Pépita.- En fait, je me jette toujours sur les romans de Delphine de Vigan sans trop regarder de quoi ça parle ! Je l’ai pris comme un respect à avoir envers eux. Et en lisant, je te rejoins. Malheureusement, j’ai un peu deviné assez rapidement ce que cela voulait dire au fur et à mesure de cette histoire. Mais ce fut très intéressant de voir comment l’autrice en a entremêlé les fils.

Colette. – Justement avant de revenir à cette intrigue où « les enfants sont rois », est-ce que tu pourrais expliquer pourquoi tu te jettes sur les livres de Delphine de Vigan ? Je suis comme toi et je ne réfléchis pas trop avant d’acheter un roman de cette auteure. Cette fois d’ailleurs, je ne savais absolument rien du livre avant de l’acheter, une amie en a parlé en coup de vent dans un échange de SMS et hop le lendemain je l’avais sur ma table de chevet !
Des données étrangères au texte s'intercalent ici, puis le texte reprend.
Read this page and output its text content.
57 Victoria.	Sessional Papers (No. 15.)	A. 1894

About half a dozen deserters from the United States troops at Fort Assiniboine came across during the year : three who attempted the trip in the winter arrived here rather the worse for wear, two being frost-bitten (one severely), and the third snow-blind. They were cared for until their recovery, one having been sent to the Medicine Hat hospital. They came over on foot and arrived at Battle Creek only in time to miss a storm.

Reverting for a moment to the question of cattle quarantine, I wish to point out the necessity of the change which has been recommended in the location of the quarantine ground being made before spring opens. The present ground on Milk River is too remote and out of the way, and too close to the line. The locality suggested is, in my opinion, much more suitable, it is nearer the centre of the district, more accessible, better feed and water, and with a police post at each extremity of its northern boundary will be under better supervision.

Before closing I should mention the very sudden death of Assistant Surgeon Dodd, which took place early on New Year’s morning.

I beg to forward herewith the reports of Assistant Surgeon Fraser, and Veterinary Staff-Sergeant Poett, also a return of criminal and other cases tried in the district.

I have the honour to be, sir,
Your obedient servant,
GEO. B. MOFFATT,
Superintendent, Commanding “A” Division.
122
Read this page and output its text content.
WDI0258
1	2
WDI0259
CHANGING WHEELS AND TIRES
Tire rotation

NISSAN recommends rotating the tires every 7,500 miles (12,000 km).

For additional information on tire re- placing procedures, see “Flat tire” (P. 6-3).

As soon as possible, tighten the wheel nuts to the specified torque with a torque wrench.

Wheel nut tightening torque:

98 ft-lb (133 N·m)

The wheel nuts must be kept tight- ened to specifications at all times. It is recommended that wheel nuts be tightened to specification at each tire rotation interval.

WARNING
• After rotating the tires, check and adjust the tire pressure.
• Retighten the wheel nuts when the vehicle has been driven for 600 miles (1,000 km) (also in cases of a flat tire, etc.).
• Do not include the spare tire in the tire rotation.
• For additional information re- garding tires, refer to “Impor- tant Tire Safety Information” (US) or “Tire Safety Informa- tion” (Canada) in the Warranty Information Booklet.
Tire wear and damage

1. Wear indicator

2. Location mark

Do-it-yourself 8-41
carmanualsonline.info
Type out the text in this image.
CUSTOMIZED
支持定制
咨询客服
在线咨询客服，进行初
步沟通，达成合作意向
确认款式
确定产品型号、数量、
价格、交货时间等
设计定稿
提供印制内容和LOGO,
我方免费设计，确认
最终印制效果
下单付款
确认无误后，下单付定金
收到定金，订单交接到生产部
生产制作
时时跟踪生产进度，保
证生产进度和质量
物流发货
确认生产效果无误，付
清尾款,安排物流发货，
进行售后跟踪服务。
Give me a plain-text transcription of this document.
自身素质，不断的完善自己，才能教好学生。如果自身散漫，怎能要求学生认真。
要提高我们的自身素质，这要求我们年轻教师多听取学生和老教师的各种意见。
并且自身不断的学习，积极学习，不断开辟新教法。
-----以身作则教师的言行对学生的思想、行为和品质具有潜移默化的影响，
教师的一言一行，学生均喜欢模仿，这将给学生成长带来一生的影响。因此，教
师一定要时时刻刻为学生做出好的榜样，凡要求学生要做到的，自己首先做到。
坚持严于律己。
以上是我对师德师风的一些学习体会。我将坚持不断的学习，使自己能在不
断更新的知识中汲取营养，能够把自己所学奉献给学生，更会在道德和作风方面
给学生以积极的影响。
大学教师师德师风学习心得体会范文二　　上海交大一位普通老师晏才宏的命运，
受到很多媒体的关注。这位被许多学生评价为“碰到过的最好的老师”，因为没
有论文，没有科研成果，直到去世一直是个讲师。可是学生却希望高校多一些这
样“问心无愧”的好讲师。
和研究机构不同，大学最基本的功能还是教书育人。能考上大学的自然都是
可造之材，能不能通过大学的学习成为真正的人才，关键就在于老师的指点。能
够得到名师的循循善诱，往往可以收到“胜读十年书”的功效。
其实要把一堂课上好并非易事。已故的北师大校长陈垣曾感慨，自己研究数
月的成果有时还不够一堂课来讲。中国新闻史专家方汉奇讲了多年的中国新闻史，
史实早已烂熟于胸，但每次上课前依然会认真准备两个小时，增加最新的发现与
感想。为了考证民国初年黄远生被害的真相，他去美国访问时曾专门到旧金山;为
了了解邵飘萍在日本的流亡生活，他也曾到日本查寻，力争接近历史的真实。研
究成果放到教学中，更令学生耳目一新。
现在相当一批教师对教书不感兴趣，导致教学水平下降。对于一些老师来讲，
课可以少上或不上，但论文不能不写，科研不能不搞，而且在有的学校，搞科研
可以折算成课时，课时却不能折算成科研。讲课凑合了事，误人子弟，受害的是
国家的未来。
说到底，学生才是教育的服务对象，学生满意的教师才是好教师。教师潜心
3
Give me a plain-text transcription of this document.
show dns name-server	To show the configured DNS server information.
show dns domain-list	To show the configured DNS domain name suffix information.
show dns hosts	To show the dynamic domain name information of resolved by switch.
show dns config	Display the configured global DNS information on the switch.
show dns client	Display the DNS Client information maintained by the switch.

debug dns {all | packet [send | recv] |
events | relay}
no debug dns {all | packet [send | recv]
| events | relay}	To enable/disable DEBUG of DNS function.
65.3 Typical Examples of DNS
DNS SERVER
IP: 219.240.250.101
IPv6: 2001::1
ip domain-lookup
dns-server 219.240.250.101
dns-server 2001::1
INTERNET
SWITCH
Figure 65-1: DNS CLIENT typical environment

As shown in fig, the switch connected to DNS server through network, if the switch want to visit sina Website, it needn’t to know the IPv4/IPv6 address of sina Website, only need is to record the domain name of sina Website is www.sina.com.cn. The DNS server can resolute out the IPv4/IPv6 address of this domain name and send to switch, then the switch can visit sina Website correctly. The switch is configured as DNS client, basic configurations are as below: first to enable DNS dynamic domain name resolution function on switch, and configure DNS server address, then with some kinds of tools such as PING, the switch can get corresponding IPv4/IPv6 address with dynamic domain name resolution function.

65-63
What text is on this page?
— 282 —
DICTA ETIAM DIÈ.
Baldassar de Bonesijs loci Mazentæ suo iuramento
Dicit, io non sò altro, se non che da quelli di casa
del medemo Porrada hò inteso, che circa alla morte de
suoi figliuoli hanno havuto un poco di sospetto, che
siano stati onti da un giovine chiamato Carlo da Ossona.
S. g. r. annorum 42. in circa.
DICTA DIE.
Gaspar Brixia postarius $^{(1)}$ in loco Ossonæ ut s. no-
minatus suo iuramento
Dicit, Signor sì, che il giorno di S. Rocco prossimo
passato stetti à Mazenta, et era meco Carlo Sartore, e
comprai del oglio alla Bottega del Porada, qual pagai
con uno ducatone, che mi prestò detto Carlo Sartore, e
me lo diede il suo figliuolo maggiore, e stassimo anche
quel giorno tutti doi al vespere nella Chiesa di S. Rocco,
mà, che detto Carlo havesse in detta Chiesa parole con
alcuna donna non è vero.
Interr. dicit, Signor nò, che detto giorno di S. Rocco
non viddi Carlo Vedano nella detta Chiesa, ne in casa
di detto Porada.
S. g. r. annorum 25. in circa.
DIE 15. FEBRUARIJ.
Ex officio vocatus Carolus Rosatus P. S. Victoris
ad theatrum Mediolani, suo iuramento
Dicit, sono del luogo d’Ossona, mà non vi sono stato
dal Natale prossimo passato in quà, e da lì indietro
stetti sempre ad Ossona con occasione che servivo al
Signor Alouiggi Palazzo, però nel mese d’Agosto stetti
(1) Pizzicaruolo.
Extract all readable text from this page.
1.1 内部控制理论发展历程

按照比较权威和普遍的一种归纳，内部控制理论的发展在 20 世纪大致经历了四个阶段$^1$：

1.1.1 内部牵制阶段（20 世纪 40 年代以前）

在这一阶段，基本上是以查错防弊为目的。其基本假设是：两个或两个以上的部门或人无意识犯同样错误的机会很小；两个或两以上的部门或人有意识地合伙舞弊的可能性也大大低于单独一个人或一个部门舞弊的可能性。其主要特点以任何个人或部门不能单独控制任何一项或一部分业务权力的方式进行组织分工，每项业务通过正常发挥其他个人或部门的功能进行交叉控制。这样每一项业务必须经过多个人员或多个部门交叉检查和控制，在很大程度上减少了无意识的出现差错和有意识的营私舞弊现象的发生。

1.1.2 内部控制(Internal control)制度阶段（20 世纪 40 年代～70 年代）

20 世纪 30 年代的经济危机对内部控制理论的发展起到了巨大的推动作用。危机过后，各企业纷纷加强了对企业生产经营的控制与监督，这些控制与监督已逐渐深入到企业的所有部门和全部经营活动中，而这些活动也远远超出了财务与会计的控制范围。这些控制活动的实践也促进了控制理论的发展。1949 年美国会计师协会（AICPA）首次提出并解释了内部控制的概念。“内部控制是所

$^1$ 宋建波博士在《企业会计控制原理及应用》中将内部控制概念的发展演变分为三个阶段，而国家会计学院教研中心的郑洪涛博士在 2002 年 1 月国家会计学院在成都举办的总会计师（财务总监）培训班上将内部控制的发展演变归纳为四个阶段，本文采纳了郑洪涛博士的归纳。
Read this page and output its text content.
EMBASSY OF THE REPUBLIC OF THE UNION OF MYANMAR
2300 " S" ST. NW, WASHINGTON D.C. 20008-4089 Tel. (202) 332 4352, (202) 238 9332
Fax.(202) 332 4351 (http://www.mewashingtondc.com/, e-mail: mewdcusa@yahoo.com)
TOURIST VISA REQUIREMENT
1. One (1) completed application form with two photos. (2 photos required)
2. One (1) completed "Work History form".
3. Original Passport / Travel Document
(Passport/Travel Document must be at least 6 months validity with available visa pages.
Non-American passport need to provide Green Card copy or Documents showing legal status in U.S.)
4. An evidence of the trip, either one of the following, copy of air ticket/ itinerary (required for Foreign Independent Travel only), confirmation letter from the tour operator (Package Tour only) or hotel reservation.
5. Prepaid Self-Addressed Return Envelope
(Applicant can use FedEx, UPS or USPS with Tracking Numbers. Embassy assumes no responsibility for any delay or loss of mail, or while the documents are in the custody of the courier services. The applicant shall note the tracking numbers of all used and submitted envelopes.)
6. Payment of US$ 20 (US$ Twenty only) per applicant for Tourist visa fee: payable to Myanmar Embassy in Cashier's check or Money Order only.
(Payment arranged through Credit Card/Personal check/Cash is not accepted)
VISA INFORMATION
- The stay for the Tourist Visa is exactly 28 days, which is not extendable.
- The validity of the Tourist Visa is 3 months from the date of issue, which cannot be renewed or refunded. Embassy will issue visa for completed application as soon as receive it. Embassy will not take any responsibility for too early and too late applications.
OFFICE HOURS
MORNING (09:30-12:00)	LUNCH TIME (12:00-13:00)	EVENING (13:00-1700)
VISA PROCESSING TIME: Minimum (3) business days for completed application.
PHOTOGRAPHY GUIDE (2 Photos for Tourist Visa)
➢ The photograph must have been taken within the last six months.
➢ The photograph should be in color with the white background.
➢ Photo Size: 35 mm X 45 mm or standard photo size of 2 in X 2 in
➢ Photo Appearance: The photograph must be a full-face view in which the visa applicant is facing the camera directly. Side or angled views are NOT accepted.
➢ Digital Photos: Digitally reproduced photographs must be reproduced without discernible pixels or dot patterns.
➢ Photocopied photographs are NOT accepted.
Pépita.- Difficile de répondre ! Je la lis depuis longtemps et je n’ai jamais été déçue. Elle a une façon d’aborder ses sujets que je trouve profonde sans juger, et surtout ses personnages sont remarquables d’exactitude, elle parle des femmes, et si bien ! Une écriture à la fois précise et simple et une construction toujours efficace. Ses romans sont sujets à discussion, au sens où ils éveillent en nous des questionnements. Elle a l’art de mettre le doigt là où ça nous titille sans vraiment se l’avouer ou se le formuler clairement

Colette. – Je savais que c’était une question difficile car moi même je ne saurais quoi répondre tellement c’est un tout, une œuvre de Delphine de Vigan. Comme tu l’as dit, c’est à la fois une structure narrative ingénieuse, des personnages féminins intenses, et des tabous, ses propres tabous, à faire exploser tout en subtilité. Bon en fait, j’avoue j’ai vécu de vraies expériences psychologiques intenses avec des livres de cette femme que ce soit avec Rien ne s’oppose à la nuit ou encore Les Loyautés. Ces livres-là ont laissé de satanées traces en moi… Du coup, sans doute que je cours après la promesse de nouvelles expériences marquantes en me plongeant dans ses livres dès qu’ils sortent. C’est un peu comme si elle m’était familière. Pas une amie. Pas une sœur. Une présence à qui j’aime croire que je ressemble. Revenons à Les enfants sont rois. A quels enfants ce titre réfère-t-il ?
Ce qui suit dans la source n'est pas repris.